Everyone loves a great story. Great stories entertain us, help us get out of our own heads, help us learn, help us make meaning of the world. Probably farther back than when we started drawing animals on cave walls, stories have brought us together and made us feel something. Right now, many think we’re in a golden age of storytelling. The quality of television stories is said to be the best it’s ever been, videogames have sprouted complicated and realistic stories, and the word is full of companies who want to tell effective stories about its products, its services, and itself (and consultants who want to help them do it). You can’t go far in a bookstore without being told we are wired for story or that stories make us human.
That’s all true. In business, the right story can help you sell. Screenwriting teacher Robert McKee differentiates business storytelling from fiction storytelling.
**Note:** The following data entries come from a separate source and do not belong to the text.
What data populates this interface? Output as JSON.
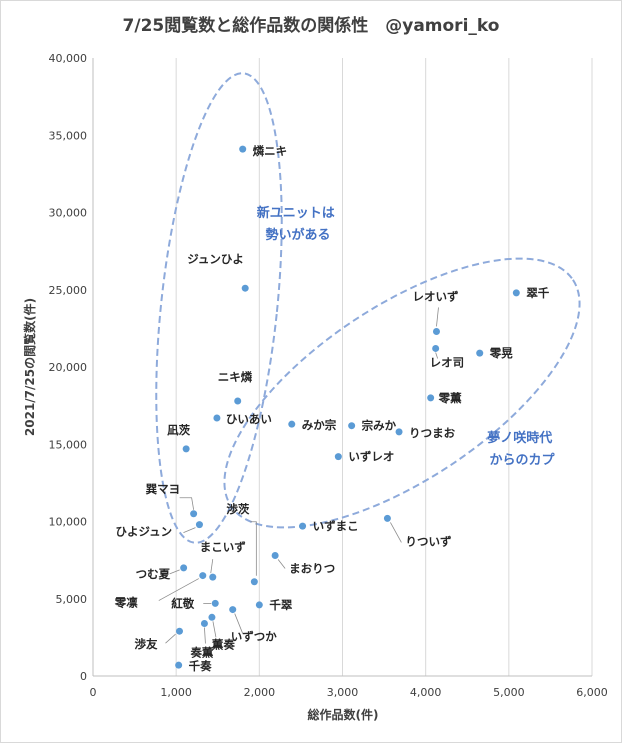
{
  "chart_data": {
    "type": "scatter",
    "title": "7/25閲覧数と総作品数の関係性　@yamori_ko",
    "xlabel": "総作品数(件)",
    "ylabel": "2021/7/25の閲覧数(件)",
    "xlim": [
      0,
      6000
    ],
    "ylim": [
      0,
      40000
    ],
    "xticks": [
      "0",
      "1,000",
      "2,000",
      "3,000",
      "4,000",
      "5,000",
      "6,000"
    ],
    "yticks": [
      "0",
      "5,000",
      "10,000",
      "15,000",
      "20,000",
      "25,000",
      "30,000",
      "35,000",
      "40,000"
    ],
    "grid": "vertical",
    "points": [
      {
        "label": "燐ニキ",
        "x": 1800,
        "y": 34100
      },
      {
        "label": "ジュンひよ",
        "x": 1830,
        "y": 25100
      },
      {
        "label": "ニキ燐",
        "x": 1740,
        "y": 17800
      },
      {
        "label": "ひいあい",
        "x": 1490,
        "y": 16700
      },
      {
        "label": "凪茨",
        "x": 1120,
        "y": 14700
      },
      {
        "label": "巽マヨ",
        "x": 1210,
        "y": 10500
      },
      {
        "label": "ひよジュン",
        "x": 1280,
        "y": 9800
      },
      {
        "label": "渉茨",
        "x": 1940,
        "y": 6100
      },
      {
        "label": "まこいず",
        "x": 1440,
        "y": 6400
      },
      {
        "label": "つむ夏",
        "x": 1090,
        "y": 7000
      },
      {
        "label": "零凛",
        "x": 1320,
        "y": 6500
      },
      {
        "label": "紅敬",
        "x": 1470,
        "y": 4700
      },
      {
        "label": "千翠",
        "x": 2000,
        "y": 4600
      },
      {
        "label": "いずつか",
        "x": 1680,
        "y": 4300
      },
      {
        "label": "薫奏",
        "x": 1430,
        "y": 3800
      },
      {
        "label": "奏薫",
        "x": 1340,
        "y": 3400
      },
      {
        "label": "渉友",
        "x": 1040,
        "y": 2900
      },
      {
        "label": "千奏",
        "x": 1030,
        "y": 700
      },
      {
        "label": "みか宗",
        "x": 2390,
        "y": 16300
      },
      {
        "label": "宗みか",
        "x": 3110,
        "y": 16200
      },
      {
        "label": "りつまお",
        "x": 3680,
        "y": 15800
      },
      {
        "label": "いずレオ",
        "x": 2950,
        "y": 14200
      },
      {
        "label": "いずまこ",
        "x": 2520,
        "y": 9700
      },
      {
        "label": "まおりつ",
        "x": 2190,
        "y": 7800
      },
      {
        "label": "りついず",
        "x": 3540,
        "y": 10200
      },
      {
        "label": "零薫",
        "x": 4060,
        "y": 18000
      },
      {
        "label": "レオいず",
        "x": 4130,
        "y": 22300
      },
      {
        "label": "レオ司",
        "x": 4120,
        "y": 21200
      },
      {
        "label": "零晃",
        "x": 4650,
        "y": 20900
      },
      {
        "label": "翠千",
        "x": 5090,
        "y": 24800
      }
    ],
    "annotations": [
      {
        "text": [
          "新ユニットは",
          "勢いがある"
        ]
      },
      {
        "text": [
          "夢ノ咲時代",
          "からのカプ"
        ]
      }
    ]
  }
}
In what McKee calls a “fiction-told story,” the story has three movements: it must hook the interest of the audience, then it must build and sustain and progress involvement over time, and finally it must pay off with satisfying experience for both intellect and emotion. The audience is passive; the author does all the work.
But in business stories, which McKee calls a “purpose-told story,” the story is practical, brief, and active. The teller and listener are engaged in an exchange that ends in some positive action taken by the listener. Unlike the three movements of fiction, McKee maintains that a business story has six movements (the three of fiction and three more):
- hook interest for head and heart
- express need or threat
- build curiosity and involvement
- show path to fulfillment
- pay off
- call to action
For these steps to work and the story to be effective, McKee is stating that a business story must identify something compelling that the listener wants to change, and then convince the listener that the storyteller’s solution is the right one for him or her. Without that, what you’re left with is mere advertising, pitching without presenting real reasons that people should act. People may still act; much of what we buy we don’t actually need, after all. But successful business business storytellers ask themselves key questions:
What is the story in the service of?
How is this story good for the listener, not just the teller?
Have you made this a story people see themselves in or want to be part of?
The business world is full of people and companies who think they’re telling stories but are really just pitching. Like a fiction storyteller, identify the audience and satisfy them. But then figure out how the story can be a vehicle for you and the listener to do something together. Nancy Duarte writes in Resonate about how every story starts with a relatable hero. What are you doing to make your listener, not you or your offering, the hero?